Snapshot - instrument for site supervision

How does the site look like when I’m not looking at it? What if it looks bad or does not work at all? HostTracker offers an instrument for site supervision - snapshot feature. Let’s take a look at its practical application.

How does the site look like when I’m not looking at it? What if it looks bad or does not work at all? HostTracker offers an instrument for site supervision - snapshot feature. Let’s take a look at its practical application.
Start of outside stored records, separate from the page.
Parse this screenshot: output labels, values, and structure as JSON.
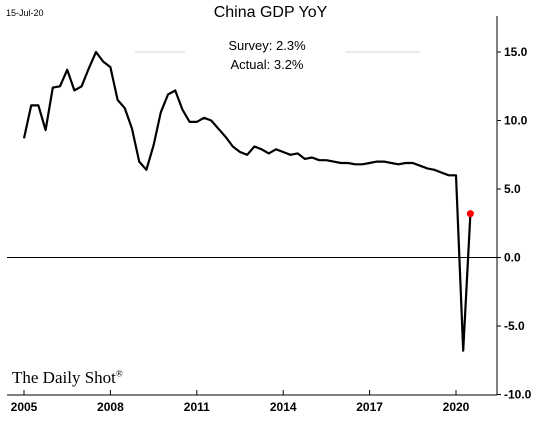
{
  "date_stamp": "15-Jul-20",
  "brand": "The Daily Shot",
  "brand_mark": "®",
  "chart_data": {
    "type": "line",
    "title": "China GDP YoY",
    "annotations": [
      "Survey: 2.3%",
      "Actual:  3.2%"
    ],
    "xlim": [
      2005,
      2021.1
    ],
    "ylim": [
      -10,
      16.5
    ],
    "x_ticks": [
      2005,
      2008,
      2011,
      2014,
      2017,
      2020
    ],
    "x_tick_labels": [
      "2005",
      "2008",
      "2011",
      "2014",
      "2017",
      "2020"
    ],
    "y_ticks": [
      15,
      10,
      5,
      0,
      -5,
      -10
    ],
    "y_tick_labels": [
      "15.0",
      "10.0",
      "5.0",
      "0.0",
      "-5.0",
      "-10.0"
    ],
    "y_axis_position": "right",
    "grid": false,
    "reference_line": 0,
    "series": [
      {
        "x": [
          2005.0,
          2005.25,
          2005.5,
          2005.75,
          2006.0,
          2006.25,
          2006.5,
          2006.75,
          2007.0,
          2007.25,
          2007.5,
          2007.75,
          2008.0,
          2008.25,
          2008.5,
          2008.75,
          2009.0,
          2009.25,
          2009.5,
          2009.75,
          2010.0,
          2010.25,
          2010.5,
          2010.75,
          2011.0,
          2011.25,
          2011.5,
          2011.75,
          2012.0,
          2012.25,
          2012.5,
          2012.75,
          2013.0,
          2013.25,
          2013.5,
          2013.75,
          2014.0,
          2014.25,
          2014.5,
          2014.75,
          2015.0,
          2015.25,
          2015.5,
          2015.75,
          2016.0,
          2016.25,
          2016.5,
          2016.75,
          2017.0,
          2017.25,
          2017.5,
          2017.75,
          2018.0,
          2018.25,
          2018.5,
          2018.75,
          2019.0,
          2019.25,
          2019.5,
          2019.75,
          2020.0,
          2020.25,
          2020.5
        ],
        "values": [
          8.7,
          11.1,
          11.1,
          9.3,
          12.4,
          12.5,
          13.7,
          12.2,
          12.5,
          13.8,
          15.0,
          14.3,
          13.9,
          11.5,
          10.9,
          9.4,
          7.0,
          6.4,
          8.2,
          10.6,
          11.9,
          12.2,
          10.8,
          9.9,
          9.9,
          10.2,
          10.0,
          9.4,
          8.8,
          8.1,
          7.7,
          7.5,
          8.1,
          7.9,
          7.6,
          7.9,
          7.7,
          7.5,
          7.6,
          7.2,
          7.3,
          7.1,
          7.1,
          7.0,
          6.9,
          6.9,
          6.8,
          6.8,
          6.9,
          7.0,
          7.0,
          6.9,
          6.8,
          6.9,
          6.9,
          6.7,
          6.5,
          6.4,
          6.2,
          6.0,
          6.0,
          -6.8,
          3.2
        ]
      }
    ],
    "highlight_point": {
      "x": 2020.5,
      "y": 3.2,
      "color": "#ff0000"
    },
    "line_color": "#000000"
  }
}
What’s going on with my site?

Now it’s usual to use different services and applications for site maintenance and support, and sometimes they do report some problems. Often we feel the lack of information - Google Analytics or a similar service reports the downtime and renewal, but likely we will never know what exactly has happened. To investigate the issue, it is necessary to review the logs, write to hosting support and perform many others exhausting actions, frequently - with no result. There are also more interesting cases - when a site is not available from a certain country or is not downloaded completely. Such problems could long for months, or even years, till they are accidentally detected. One more important issue - content check. It will automatically review the content of the site and informed the responsible staff in case it has disappeared - for example, something has not been able to be downloaded from the database. But it’s hard to find the cause if the issue is short-term, because people usually do not sit in front of a laptop refreshing the page every minute. To resolve the problem, HostTracker offers a new feature - snapshot. It is very simple in use and does not require any additional adjustments. The service simply makes a snapshot of the checked page every time and saves it for review in two ways: page source code and html-view. This let you easily see how the page looks at the moment of failure, understand what’s wrong and fix the problem quickly without spending time for diagnostics. It saves lots of time for server administrator, developers and other concerned people.

How does it work

Doing the regular checks, our servers with predefined interval try to download the checked page. Additional algorithms could be used at the moment - the page could be parsed for keywords to make sure that this is the one we are looking for (there are cases when an error page returns 200, Ok, http code, or when redirection is activated in case of error). If there is no error - fine. But if there is, it will be written down into the HostTracker log, which is easily available from the web. Then, notification are sent and a snapshot is made.

 

The snapshots could also be found in the log - if several errors were detected, a different snapshot will be available from each one.


Though there are some remarks. First, we do not run javascript while making snapshot - same thing for regular check. Second, the error must be detectable. I mean, the server must return something. In case of timeout or connection error - snapshot will not help, and only a corresponding record will remain in the log.